Consensus | Consensus Range | Actual | Previous | |
---|---|---|---|---|
Month over Month | 0.4% | -0.4% to 0.6% | 0.2% | 2.6% |
Highlights
Durable orders were unchanged in December (and unchanged from last week's advance estimate), while nondurable orders, the new data in today's report, rose 0.4 percent (details on nondurables are not yet available).
Core capital goods orders (nondefense ex-aircraft) rose 0.2 percent in a gain trimmed a tenth from the advance estimate. This reading has been flat on net in recent months though November's 0.9 percent jump is an exception that was, however, largely offset by October's 0.6 percent decline.

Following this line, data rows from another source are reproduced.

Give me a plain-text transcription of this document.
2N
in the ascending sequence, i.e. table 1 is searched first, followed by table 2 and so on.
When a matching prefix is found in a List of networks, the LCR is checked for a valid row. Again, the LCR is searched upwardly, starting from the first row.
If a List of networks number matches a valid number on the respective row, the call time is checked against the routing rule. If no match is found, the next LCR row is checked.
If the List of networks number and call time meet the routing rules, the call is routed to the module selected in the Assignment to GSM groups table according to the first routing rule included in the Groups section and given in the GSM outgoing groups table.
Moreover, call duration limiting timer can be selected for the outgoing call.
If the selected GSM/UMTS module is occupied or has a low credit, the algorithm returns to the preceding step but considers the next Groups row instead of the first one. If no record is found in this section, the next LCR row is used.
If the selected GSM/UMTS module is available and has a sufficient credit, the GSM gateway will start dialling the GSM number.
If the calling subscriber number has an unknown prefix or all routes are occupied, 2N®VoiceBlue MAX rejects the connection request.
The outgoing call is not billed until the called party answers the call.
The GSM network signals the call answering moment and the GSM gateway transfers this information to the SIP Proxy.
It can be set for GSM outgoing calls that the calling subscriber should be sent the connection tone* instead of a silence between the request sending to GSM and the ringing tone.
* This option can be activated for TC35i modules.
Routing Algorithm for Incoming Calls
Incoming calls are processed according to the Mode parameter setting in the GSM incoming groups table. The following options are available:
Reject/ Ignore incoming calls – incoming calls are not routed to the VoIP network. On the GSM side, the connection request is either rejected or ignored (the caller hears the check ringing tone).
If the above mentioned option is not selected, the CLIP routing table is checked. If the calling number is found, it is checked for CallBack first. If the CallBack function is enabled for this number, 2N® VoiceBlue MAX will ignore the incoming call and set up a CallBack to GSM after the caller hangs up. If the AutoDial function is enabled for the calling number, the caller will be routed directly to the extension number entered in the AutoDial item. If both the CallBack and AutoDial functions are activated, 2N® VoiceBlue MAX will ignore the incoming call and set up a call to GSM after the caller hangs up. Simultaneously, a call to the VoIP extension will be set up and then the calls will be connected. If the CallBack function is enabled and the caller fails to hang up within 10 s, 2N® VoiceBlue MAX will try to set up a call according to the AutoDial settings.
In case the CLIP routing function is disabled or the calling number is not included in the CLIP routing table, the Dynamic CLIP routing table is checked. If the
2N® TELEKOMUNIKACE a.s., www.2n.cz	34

Commercial aircraft orders were comparatively steady in December at a 0.4 percent gain following an 84.1 percent surge and 43.9 percent drop in the two prior months. Unfilled orders for commercial aircraft have been climbing sharply in a build, however, that is problematic given the prospect of cancellations following Boeing's latest quality troubles.

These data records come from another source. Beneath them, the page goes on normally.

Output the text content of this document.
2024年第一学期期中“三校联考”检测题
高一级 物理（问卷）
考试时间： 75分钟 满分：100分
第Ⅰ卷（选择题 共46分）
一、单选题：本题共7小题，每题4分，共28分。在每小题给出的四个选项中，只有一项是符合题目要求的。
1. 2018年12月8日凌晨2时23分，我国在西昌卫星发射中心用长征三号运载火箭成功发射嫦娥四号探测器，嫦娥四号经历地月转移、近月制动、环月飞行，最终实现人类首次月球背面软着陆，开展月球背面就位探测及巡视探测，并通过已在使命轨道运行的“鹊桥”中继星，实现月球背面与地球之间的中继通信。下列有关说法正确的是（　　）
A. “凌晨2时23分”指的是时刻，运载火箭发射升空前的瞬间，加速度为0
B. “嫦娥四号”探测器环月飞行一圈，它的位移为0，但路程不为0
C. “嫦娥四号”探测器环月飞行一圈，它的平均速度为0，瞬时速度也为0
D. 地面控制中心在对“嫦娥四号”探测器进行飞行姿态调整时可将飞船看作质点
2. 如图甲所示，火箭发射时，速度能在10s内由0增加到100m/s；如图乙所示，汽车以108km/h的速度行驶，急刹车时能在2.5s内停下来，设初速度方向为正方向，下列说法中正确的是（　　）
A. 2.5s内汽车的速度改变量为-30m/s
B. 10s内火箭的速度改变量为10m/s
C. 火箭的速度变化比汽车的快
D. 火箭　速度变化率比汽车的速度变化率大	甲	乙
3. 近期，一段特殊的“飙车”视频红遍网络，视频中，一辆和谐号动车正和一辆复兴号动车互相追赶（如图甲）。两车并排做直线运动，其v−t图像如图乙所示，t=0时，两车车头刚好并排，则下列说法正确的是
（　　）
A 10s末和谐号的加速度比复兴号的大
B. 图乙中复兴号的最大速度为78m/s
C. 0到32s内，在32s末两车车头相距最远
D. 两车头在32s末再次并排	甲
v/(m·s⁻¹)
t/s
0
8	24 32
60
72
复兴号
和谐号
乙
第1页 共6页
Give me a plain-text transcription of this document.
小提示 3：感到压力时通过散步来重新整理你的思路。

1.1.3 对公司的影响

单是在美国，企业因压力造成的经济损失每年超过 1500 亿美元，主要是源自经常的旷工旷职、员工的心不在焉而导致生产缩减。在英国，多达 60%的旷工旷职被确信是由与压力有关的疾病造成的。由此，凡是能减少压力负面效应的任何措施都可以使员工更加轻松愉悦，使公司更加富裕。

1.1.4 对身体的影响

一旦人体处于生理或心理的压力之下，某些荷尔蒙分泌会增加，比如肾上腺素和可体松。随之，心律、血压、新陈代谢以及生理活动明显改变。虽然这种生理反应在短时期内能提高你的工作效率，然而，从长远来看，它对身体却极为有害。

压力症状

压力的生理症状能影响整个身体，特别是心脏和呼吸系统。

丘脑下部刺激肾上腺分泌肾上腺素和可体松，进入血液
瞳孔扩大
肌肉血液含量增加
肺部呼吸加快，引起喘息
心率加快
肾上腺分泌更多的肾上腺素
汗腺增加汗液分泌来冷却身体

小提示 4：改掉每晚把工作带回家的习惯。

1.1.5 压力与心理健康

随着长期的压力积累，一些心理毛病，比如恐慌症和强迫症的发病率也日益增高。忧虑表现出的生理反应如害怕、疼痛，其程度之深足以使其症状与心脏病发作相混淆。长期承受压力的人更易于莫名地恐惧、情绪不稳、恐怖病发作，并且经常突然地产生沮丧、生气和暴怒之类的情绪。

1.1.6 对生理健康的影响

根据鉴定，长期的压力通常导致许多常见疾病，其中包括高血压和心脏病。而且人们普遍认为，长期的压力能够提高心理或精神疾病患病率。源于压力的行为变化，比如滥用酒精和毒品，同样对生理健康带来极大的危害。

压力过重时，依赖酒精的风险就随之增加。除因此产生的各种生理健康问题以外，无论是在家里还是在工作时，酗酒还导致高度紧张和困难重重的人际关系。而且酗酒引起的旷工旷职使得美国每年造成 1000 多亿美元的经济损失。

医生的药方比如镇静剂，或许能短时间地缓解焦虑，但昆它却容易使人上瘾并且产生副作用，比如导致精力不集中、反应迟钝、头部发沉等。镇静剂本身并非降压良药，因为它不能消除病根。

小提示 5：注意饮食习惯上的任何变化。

Fed by aircraft, total unfilled orders jumped 1.3 percent for a second month while inventories held little changed, up 0.1 percent in December. Total shipments were unchanged.
Much of the recent US economic data -- with the major exception of this morning's unexpectedly strong employment report -- have been coming in near or just below Econoday's consensus, reflected in the Relative Performance Index which is holding near the breakeven zero line, at plus 2 overall and plus 4 when excluding inflation data. Readings near zero imply no change in monetary policy.